Similarly she said the management and rearing of replacement heifers from birth contributes significantly to their subsequent performance. So good replacement heifer rearing is essential.

In terms of disease, she said most of these can be managed; however, she stressed that “as you go up in herd size you have to increase the spend on health as she said it is a cost you can’t reduce per cow as you go up in herd size”. Liver fluke, she added, has the greatest impact on production.

Should I breed my own replacements?

Continuing, Doreen stated that some dairy farmers are better off sourcing high genetic merit replacements – from high-health status herds – rather than breeding from their own stock.

This, she said, depends on the health status of your herd, the EBI of your herd, the COW values of your herd, the quality of your calf rearing and your calving pattern.

She presented the scenario (below) where the average cows in the low-COW herd were the least profitable in the high-COW herd and the average cows in the high-COW herd were the most profitable in the low-COW herd.

Image source: Irish Grassland Association

She stated: “Just because you reared her does not mean you should milk her.

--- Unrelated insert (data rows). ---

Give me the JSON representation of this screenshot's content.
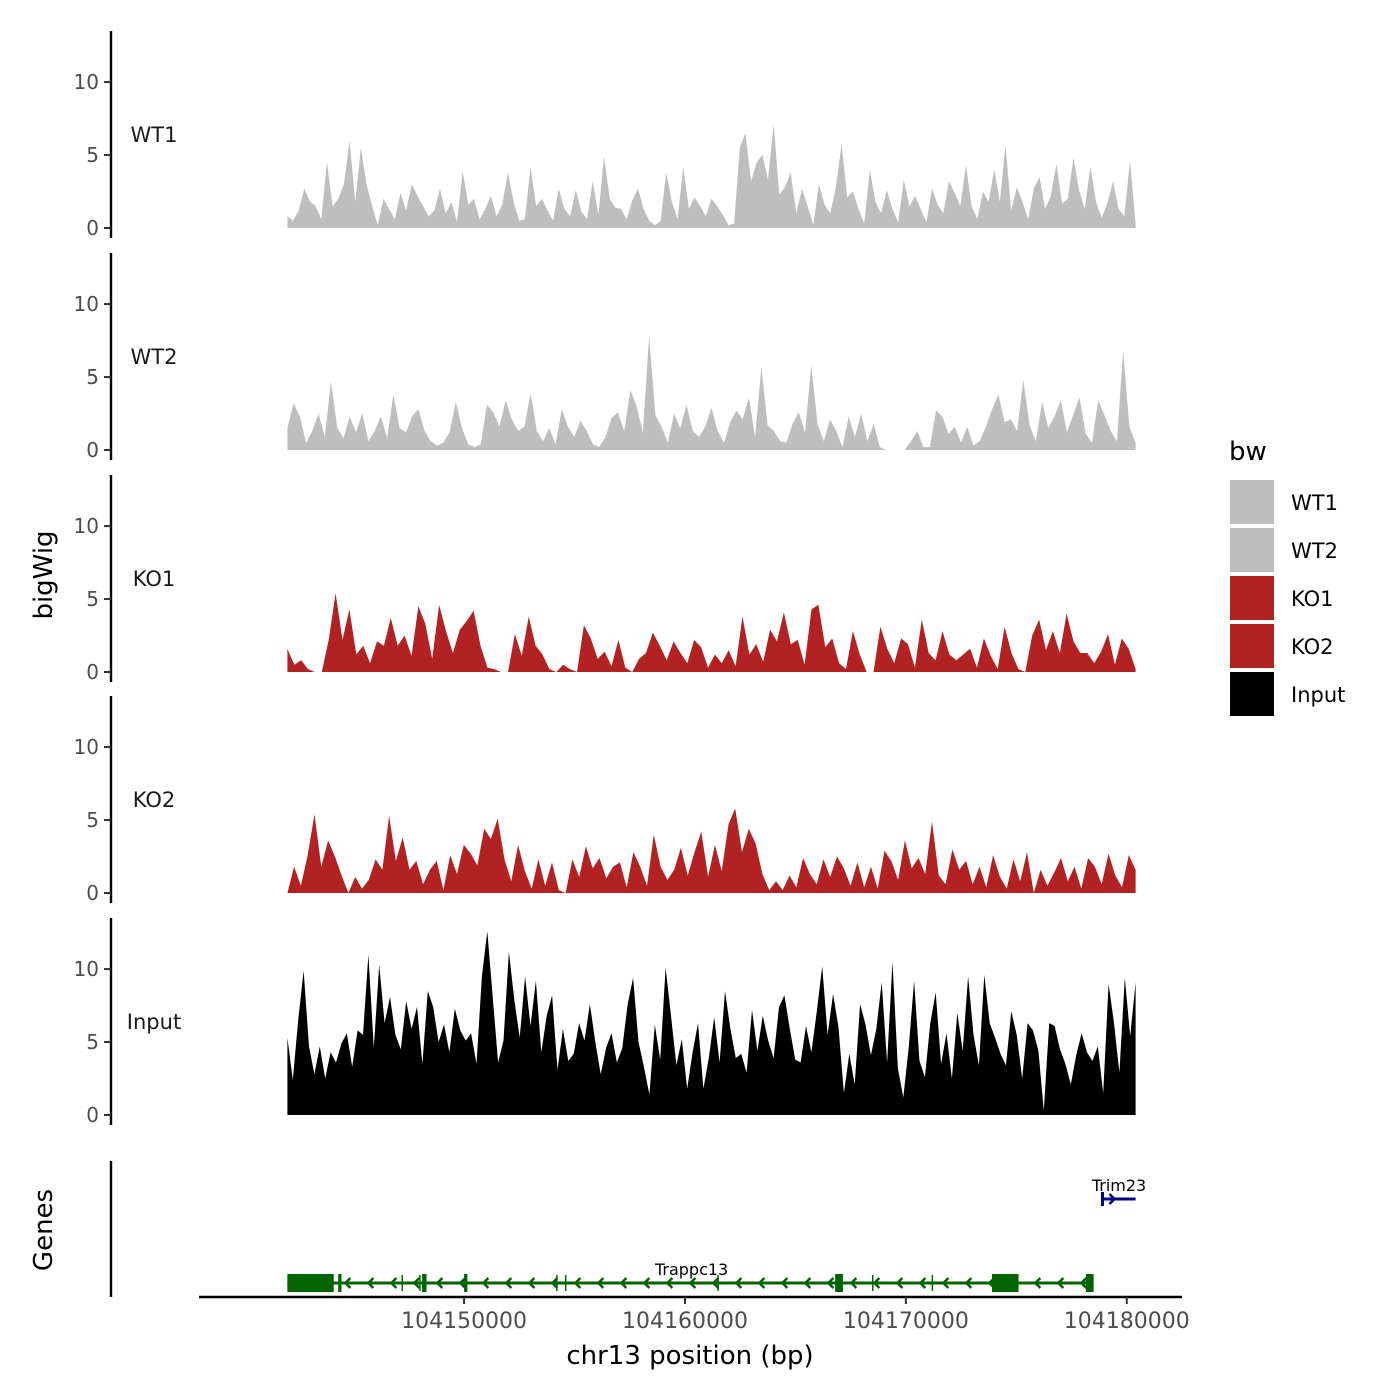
{
  "chart_data": {
    "type": "area",
    "chromosome": "chr13",
    "xlabel": "chr13 position (bp)",
    "ylabel": "bigWig",
    "genes_axis_label": "Genes",
    "xlim": [
      104138000,
      104182500
    ],
    "ylim": [
      0,
      13.5
    ],
    "x_ticks": [
      104150000,
      104160000,
      104170000,
      104180000
    ],
    "x_tick_labels": [
      "104150000",
      "104160000",
      "104170000",
      "104180000"
    ],
    "y_ticks": [
      0,
      5,
      10
    ],
    "y_tick_labels": [
      "0",
      "5",
      "10"
    ],
    "legend": {
      "title": "bw",
      "entries": [
        {
          "label": "WT1",
          "color": "#bebebe"
        },
        {
          "label": "WT2",
          "color": "#bebebe"
        },
        {
          "label": "KO1",
          "color": "#b22222"
        },
        {
          "label": "KO2",
          "color": "#b22222"
        },
        {
          "label": "Input",
          "color": "#000000"
        }
      ]
    },
    "series": [
      {
        "name": "WT1",
        "color": "#bebebe",
        "x_start": 104142000,
        "x_end": 104180400,
        "values": [
          0.8,
          0.5,
          1.2,
          2.7,
          1.8,
          1.5,
          0.6,
          4.5,
          1.5,
          2,
          3,
          6,
          1.8,
          5.5,
          3,
          1.5,
          0.2,
          2,
          1.3,
          0.6,
          2.4,
          1.2,
          3,
          2.2,
          1.5,
          0.8,
          1.2,
          2.7,
          1,
          1.8,
          0.4,
          3.9,
          1.6,
          2,
          0.6,
          1.3,
          2.2,
          0.8,
          1.6,
          3.8,
          1.8,
          0.5,
          0.6,
          4.2,
          1.5,
          2,
          1.2,
          0.5,
          2.7,
          1.3,
          0.8,
          2.6,
          1.1,
          0.6,
          3.2,
          0.9,
          4.9,
          2,
          1.4,
          1.3,
          0.6,
          1.9,
          2.7,
          1.3,
          0.5,
          0.2,
          0.5,
          3.8,
          1.8,
          0.6,
          4.2,
          1.3,
          2.1,
          1.5,
          0.8,
          2,
          1.5,
          0.9,
          0.2,
          0.3,
          5.5,
          6.5,
          3.2,
          4.5,
          5,
          3.3,
          7.1,
          2.3,
          2.8,
          3.8,
          1,
          2.7,
          1.5,
          0.2,
          3,
          1.6,
          1,
          2.8,
          5.8,
          2.1,
          2.5,
          1.3,
          0.3,
          4,
          1.8,
          1,
          2.6,
          1.3,
          0.4,
          3.3,
          1.5,
          2.2,
          1.3,
          0.4,
          2.7,
          1.6,
          1,
          3.2,
          2.4,
          1.5,
          4.3,
          1.5,
          0.6,
          2.5,
          1.8,
          4,
          1.8,
          5.7,
          1.2,
          2.8,
          1.8,
          0.6,
          2.7,
          3.5,
          1.3,
          2.2,
          4.4,
          1.7,
          2,
          4.8,
          2.6,
          1.3,
          4.2,
          1.8,
          0.7,
          1.7,
          3.2,
          1.3,
          0.8,
          4.6,
          0.3
        ]
      },
      {
        "name": "WT2",
        "color": "#bebebe",
        "x_start": 104142000,
        "x_end": 104180400,
        "values": [
          1.5,
          3.2,
          2.3,
          0.5,
          1.3,
          2.5,
          0.9,
          4.7,
          1.5,
          0.8,
          2.3,
          1.2,
          2.5,
          0.6,
          1.3,
          2.3,
          0.8,
          3.8,
          1.5,
          1.2,
          2.3,
          2.8,
          1.3,
          0.6,
          0.3,
          0.5,
          1.2,
          3.3,
          1.5,
          0.4,
          0.2,
          0.4,
          3.1,
          2.6,
          1.6,
          3.4,
          2.1,
          1.3,
          1.6,
          3.9,
          1.3,
          0.6,
          1.5,
          0.4,
          2.8,
          1.6,
          0.9,
          2,
          1.3,
          0.4,
          0.2,
          0.9,
          2.2,
          2.6,
          1.3,
          4.1,
          3,
          1.2,
          7.8,
          2.4,
          1.6,
          0.5,
          2.5,
          1.5,
          3.1,
          1.3,
          0.9,
          1.6,
          2.9,
          1.3,
          0.5,
          1.9,
          2.7,
          2.1,
          3.6,
          0.9,
          5.7,
          1.7,
          1.3,
          0.6,
          0.5,
          1.8,
          2.6,
          1.2,
          5.8,
          1.8,
          0.6,
          2.1,
          1.3,
          0.2,
          2.3,
          0.9,
          2.5,
          0.6,
          1.8,
          0.2,
          0,
          0,
          0,
          0,
          0.6,
          1.3,
          0.2,
          0.2,
          2.7,
          2.3,
          1.1,
          1.6,
          0.5,
          1.6,
          0.3,
          0.6,
          1.6,
          2.8,
          3.8,
          1.9,
          2.1,
          1.3,
          4.8,
          1.7,
          0.6,
          3.3,
          1.5,
          2.3,
          3.4,
          1.2,
          2.4,
          3.6,
          1.1,
          0.5,
          3.4,
          2.4,
          1.3,
          0.6,
          6.8,
          1.6,
          0.5
        ]
      },
      {
        "name": "KO1",
        "color": "#b22222",
        "x_start": 104142000,
        "x_end": 104180400,
        "values": [
          1.6,
          0.5,
          0.8,
          0.2,
          0,
          0,
          2.2,
          5.4,
          2.2,
          4.3,
          1.2,
          1.8,
          0.6,
          2.1,
          1.8,
          3.7,
          1.8,
          2.5,
          1.1,
          4.5,
          3.3,
          0.9,
          4.6,
          2.8,
          1.3,
          2.9,
          3.5,
          4.2,
          1.8,
          0.3,
          0.2,
          0,
          0,
          2.6,
          1.1,
          3.8,
          1.8,
          1.2,
          0.2,
          0,
          0.5,
          0.2,
          0,
          3.2,
          2.3,
          0.9,
          1.4,
          0.4,
          2.2,
          0.3,
          0,
          0.9,
          1.3,
          2.7,
          1.8,
          0.8,
          2.1,
          1.3,
          0.6,
          2.2,
          1.7,
          0.3,
          1.2,
          0.6,
          1.5,
          0.4,
          3.8,
          1.2,
          1.9,
          0.7,
          2.9,
          2.1,
          4.1,
          1.9,
          2.2,
          0.5,
          4.3,
          4.6,
          1.7,
          2.3,
          0.6,
          0.2,
          2.8,
          1.2,
          0,
          0,
          3.1,
          1.6,
          0.6,
          2.3,
          1.9,
          0.3,
          3.6,
          1.3,
          0.8,
          2.8,
          1.2,
          0.8,
          1.2,
          1.6,
          0.3,
          2.3,
          1.1,
          0.2,
          3.1,
          1.3,
          0.2,
          0,
          2.5,
          3.6,
          1.5,
          2.8,
          1.3,
          4,
          2.1,
          1.3,
          1.3,
          0.6,
          1.4,
          2.6,
          0.5,
          2.3,
          1.6,
          0.2
        ]
      },
      {
        "name": "KO2",
        "color": "#b22222",
        "x_start": 104142000,
        "x_end": 104180400,
        "values": [
          0,
          1.8,
          0.5,
          2.6,
          5.4,
          1.8,
          3.6,
          2.5,
          1.2,
          0,
          1.1,
          0.3,
          0.9,
          2.3,
          1.6,
          5.3,
          2.2,
          3.8,
          1.6,
          2.2,
          0.6,
          1.6,
          2.2,
          0.2,
          2.6,
          1.3,
          3.3,
          2.7,
          1.9,
          4.4,
          3.7,
          5.1,
          2.3,
          0.8,
          3.3,
          1.5,
          0.3,
          2.3,
          0.5,
          2.1,
          0.2,
          0,
          2.3,
          1.1,
          3.2,
          1.7,
          2.4,
          1,
          1.8,
          2.1,
          0.4,
          2.8,
          1.8,
          0.5,
          4,
          1.8,
          0.9,
          1.6,
          3.1,
          1.2,
          2.8,
          4.2,
          1.1,
          3.3,
          1.5,
          4.7,
          5.8,
          2.8,
          4.4,
          3.4,
          1.3,
          0.2,
          0.8,
          0.2,
          1.2,
          0.4,
          2.4,
          1.3,
          0.6,
          2.3,
          1.1,
          2.5,
          1.7,
          0.5,
          2.1,
          0.4,
          1.8,
          0.3,
          2.9,
          2.2,
          0.9,
          3.6,
          1.7,
          2.4,
          1.3,
          4.9,
          1.2,
          0.6,
          3,
          1.6,
          2.2,
          0.6,
          1.8,
          0.4,
          2.6,
          1.1,
          0.3,
          2.3,
          0.8,
          2.8,
          0,
          1.6,
          0.5,
          1.4,
          2.4,
          0.8,
          1.8,
          0.3,
          2.4,
          1.8,
          0.6,
          2.7,
          1.2,
          0.4,
          2.6,
          1.6
        ]
      },
      {
        "name": "Input",
        "color": "#000000",
        "x_start": 104142000,
        "x_end": 104180400,
        "values": [
          5.3,
          2.4,
          6.5,
          9.9,
          4.7,
          2.8,
          4.7,
          2.5,
          4.3,
          3.6,
          4.9,
          5.6,
          3.3,
          5.8,
          5.5,
          11,
          4.6,
          10.3,
          6.3,
          8.1,
          5.5,
          4.5,
          7.8,
          5.9,
          7.4,
          3.5,
          8.5,
          7.4,
          5,
          6.2,
          4.3,
          7.3,
          5.8,
          5.1,
          5.6,
          3.5,
          9.5,
          12.6,
          8.1,
          3.6,
          5.1,
          11.2,
          7.9,
          5.3,
          9.5,
          6.1,
          9.2,
          4.3,
          6.8,
          8.2,
          3.1,
          5.9,
          3.7,
          4.2,
          6.3,
          5.1,
          7.6,
          5,
          2.8,
          4.6,
          5.6,
          3.6,
          4.6,
          7.6,
          9.4,
          5,
          3.3,
          1.4,
          6.2,
          3.8,
          10.1,
          6.8,
          3.4,
          5.2,
          1.8,
          4.3,
          6.3,
          1.8,
          3.9,
          6.7,
          3.6,
          8.5,
          5.9,
          3.9,
          4.2,
          2.9,
          7.2,
          4.4,
          6.8,
          5.1,
          3.9,
          7.4,
          8.2,
          5.9,
          3.8,
          3.6,
          6.1,
          4.3,
          7.1,
          10.2,
          5.5,
          8.3,
          6,
          1.5,
          4.2,
          2.1,
          7.6,
          6.2,
          4.1,
          5.9,
          9.1,
          3.6,
          10.5,
          3.2,
          1.2,
          4.6,
          9.2,
          3.7,
          2.6,
          6.3,
          8.4,
          3.5,
          5.6,
          2.5,
          7,
          4.4,
          9.5,
          5.5,
          3.4,
          9.6,
          6.3,
          5.3,
          4.2,
          3.4,
          7.1,
          5.5,
          2.5,
          6.3,
          5.8,
          4.4,
          0.3,
          6.3,
          6.1,
          4.5,
          3.5,
          2.1,
          4.1,
          5.6,
          4.3,
          3.7,
          4.7,
          1.5,
          9,
          6.3,
          2.9,
          9.4,
          5.4,
          9.1
        ]
      }
    ],
    "genes": [
      {
        "name": "Trappc13",
        "color": "#006400",
        "strand": "-",
        "start": 104142000,
        "end": 104178500,
        "exons": [
          [
            104142000,
            104144100
          ],
          [
            104144300,
            104144450
          ],
          [
            104148100,
            104148300
          ],
          [
            104150000,
            104150150
          ],
          [
            104166800,
            104167150
          ],
          [
            104173900,
            104175100
          ],
          [
            104178150,
            104178500
          ]
        ],
        "minor_ticks": [
          104147200,
          104148000,
          104154200,
          104154600,
          104161500,
          104168500,
          104171200
        ]
      },
      {
        "name": "Trim23",
        "color": "#00008b",
        "strand": "+",
        "start": 104178900,
        "end": 104180400,
        "exons": []
      }
    ]
  }
}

Ask yourself the question: ‘I have reared her, but should I milk her?’


Through culling these ‘problem cows’, Doreen highlighted that profitability will go up.

This, she said, will be because “we are no longer subsidising the unprofitable cows”.

Continuing, she said: “It may also give us the opportunity to a line stocking rate to grass growth; so additional heifers may not need to be purchased.

Labour will be reduced too because we are normally getting rid of problem cows.

“But the biggest benefit is we might get back to having a cubicle per cow.

“If you get back to a cubicle per cow intakes go up, SCC is reduced, immunity goes up – because immunity becomes a big issue in overstocked sheds – production will go up and lameness will be reduced,” she concluded.